La fille dans le miroir ressemble à un fantôme.
J'ai toujours été un peu trop mince, le teint un peu trop pâle, l'air quasi maladive, mais là...Baklang a laissé ses marques. Des bleus sont encore visibles sur mon cou, et ailleurs sur mon corps, à des endroits où je ne me rappelle même pas avoir été frappée. Mes côtes semblent sur le point de percer ma peau, mes veines ressortent, mes yeux sont sont injectés de sang et soulignés de cernes profonds. Mes cheveux blond-blanc, plus fragiles que jamais, forment une espèce de halo autour de mon visage creusé. On pourrait presque me confondre avec mon clone.
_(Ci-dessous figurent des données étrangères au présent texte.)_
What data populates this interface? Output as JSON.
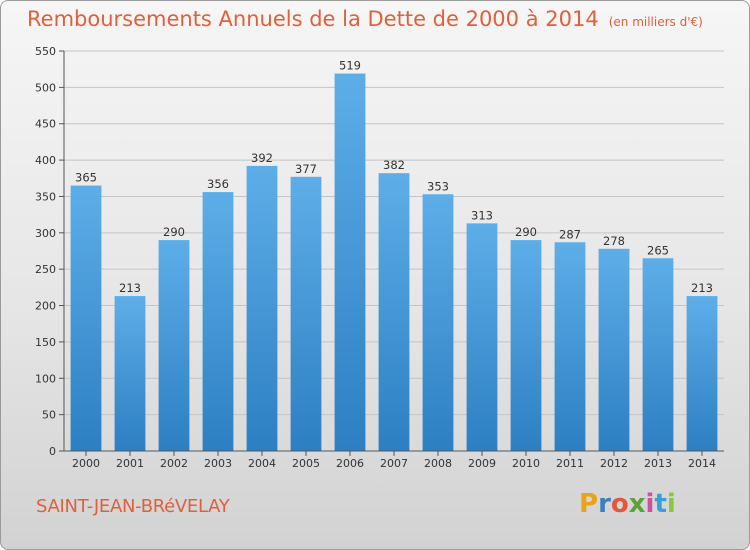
{
  "header": {
    "title": "Remboursements Annuels de la Dette de 2000 à 2014",
    "subtitle": "(en milliers d'€)"
  },
  "footer": {
    "commune": "SAINT-JEAN-BRéVELAY",
    "logo_letters": [
      "P",
      "r",
      "o",
      "x",
      "i",
      "t",
      "i"
    ],
    "logo_colors": [
      "#e8a317",
      "#3a7fc4",
      "#e8553a",
      "#5aa33a",
      "#d14fa0",
      "#3a9fd8",
      "#8cc63f"
    ]
  },
  "chart_data": {
    "type": "bar",
    "title": "Remboursements Annuels de la Dette de 2000 à 2014",
    "categories": [
      "2000",
      "2001",
      "2002",
      "2003",
      "2004",
      "2005",
      "2006",
      "2007",
      "2008",
      "2009",
      "2010",
      "2011",
      "2012",
      "2013",
      "2014"
    ],
    "values": [
      365,
      213,
      290,
      356,
      392,
      377,
      519,
      382,
      353,
      313,
      290,
      287,
      278,
      265,
      213
    ],
    "ylim": [
      0,
      550
    ],
    "yticks": [
      0,
      50,
      100,
      150,
      200,
      250,
      300,
      350,
      400,
      450,
      500,
      550
    ],
    "grid": true,
    "bar_color_top": "#5daee8",
    "bar_color_bottom": "#2c7fc2"
  }
}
Lentement, prenant garde à mes membres contusionnés, j'enfile les vêtements que Tyler m'a rapportés. Un jean. Un sweat. Une paire de baskets de sport. Le hacker n'a aucun sens de la mode, et pourtant jamais une tenue ne m'a rendue aussi heureuse. Débarrassée du tailleur de Thétis et de mon uniforme de détenue, je me sens un peu plus moi-même. Plus jamais je ne porterai de orange...
La ville où nous nous sommes écrasés est étonnamment ordinaire. Des immeubles, des magasins, quelques voitures, quelques navettes, suffisamment de gens pour que nous puissions espérer passer inaperçus. Elle est située sur une de ces nombreuses planètes sans nom, simplement baptisée P45789.
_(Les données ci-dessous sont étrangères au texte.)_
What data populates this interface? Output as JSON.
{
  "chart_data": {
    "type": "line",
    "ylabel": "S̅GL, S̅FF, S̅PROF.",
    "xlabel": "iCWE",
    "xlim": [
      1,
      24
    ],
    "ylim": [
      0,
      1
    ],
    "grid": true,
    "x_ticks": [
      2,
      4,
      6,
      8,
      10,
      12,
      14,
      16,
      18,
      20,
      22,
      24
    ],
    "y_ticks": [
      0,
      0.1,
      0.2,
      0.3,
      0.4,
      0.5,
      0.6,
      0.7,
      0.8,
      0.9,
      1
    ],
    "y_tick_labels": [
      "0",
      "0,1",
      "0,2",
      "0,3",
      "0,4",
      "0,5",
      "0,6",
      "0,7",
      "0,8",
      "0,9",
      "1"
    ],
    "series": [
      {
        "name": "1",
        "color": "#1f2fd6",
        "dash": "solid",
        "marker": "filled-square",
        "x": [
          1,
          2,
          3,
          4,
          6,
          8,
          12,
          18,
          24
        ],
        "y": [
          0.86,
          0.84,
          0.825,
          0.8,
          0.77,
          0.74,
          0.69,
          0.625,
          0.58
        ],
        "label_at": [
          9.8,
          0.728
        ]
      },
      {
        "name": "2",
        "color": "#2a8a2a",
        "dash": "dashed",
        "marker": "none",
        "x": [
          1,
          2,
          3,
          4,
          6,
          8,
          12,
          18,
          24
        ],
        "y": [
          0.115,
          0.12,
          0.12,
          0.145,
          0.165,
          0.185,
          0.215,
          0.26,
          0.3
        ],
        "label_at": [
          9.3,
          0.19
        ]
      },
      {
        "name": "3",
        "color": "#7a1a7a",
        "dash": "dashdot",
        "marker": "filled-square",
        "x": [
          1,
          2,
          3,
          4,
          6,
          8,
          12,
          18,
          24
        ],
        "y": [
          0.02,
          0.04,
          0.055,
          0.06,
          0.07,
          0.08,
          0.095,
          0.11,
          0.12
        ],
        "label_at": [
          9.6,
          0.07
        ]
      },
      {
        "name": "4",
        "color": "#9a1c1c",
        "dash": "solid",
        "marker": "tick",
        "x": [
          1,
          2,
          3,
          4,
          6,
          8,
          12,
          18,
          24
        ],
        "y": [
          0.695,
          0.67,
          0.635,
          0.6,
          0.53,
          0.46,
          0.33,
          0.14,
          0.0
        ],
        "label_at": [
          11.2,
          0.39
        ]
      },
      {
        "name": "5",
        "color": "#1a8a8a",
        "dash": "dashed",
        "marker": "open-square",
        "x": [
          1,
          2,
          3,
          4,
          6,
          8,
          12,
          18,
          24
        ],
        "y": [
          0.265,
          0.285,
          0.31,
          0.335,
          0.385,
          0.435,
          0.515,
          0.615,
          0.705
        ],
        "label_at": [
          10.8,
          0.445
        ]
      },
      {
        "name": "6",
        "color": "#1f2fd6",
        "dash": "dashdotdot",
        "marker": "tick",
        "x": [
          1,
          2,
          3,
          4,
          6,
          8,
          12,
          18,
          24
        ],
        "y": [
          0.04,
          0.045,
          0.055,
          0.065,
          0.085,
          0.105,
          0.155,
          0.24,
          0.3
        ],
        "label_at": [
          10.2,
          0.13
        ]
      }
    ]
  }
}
Difficile de croire que Baklang se cache au milieu d'un tel décors, et que personne ne s'en soit jamais rendu compte. L'explication est en fait toute simple : au-delà d'une certaine distance, la prison est protégée par un écran d'invisibilité. Je n'en avais jamais vu d'aussi élaboré-ce genre de technologie est habituellement employé sur de plus petites échelles, pour faire disparaître des vaisseaux de guerre, par exemple. Les ingénieurs de Zéro, qui qu'ils soient, on accomplit un véritable exploit en dissimulant un aussi grand bâtiment. Depuis l'immeuble abandonné où nous avons trouvé refuge, Baklang est complétement indiscernable.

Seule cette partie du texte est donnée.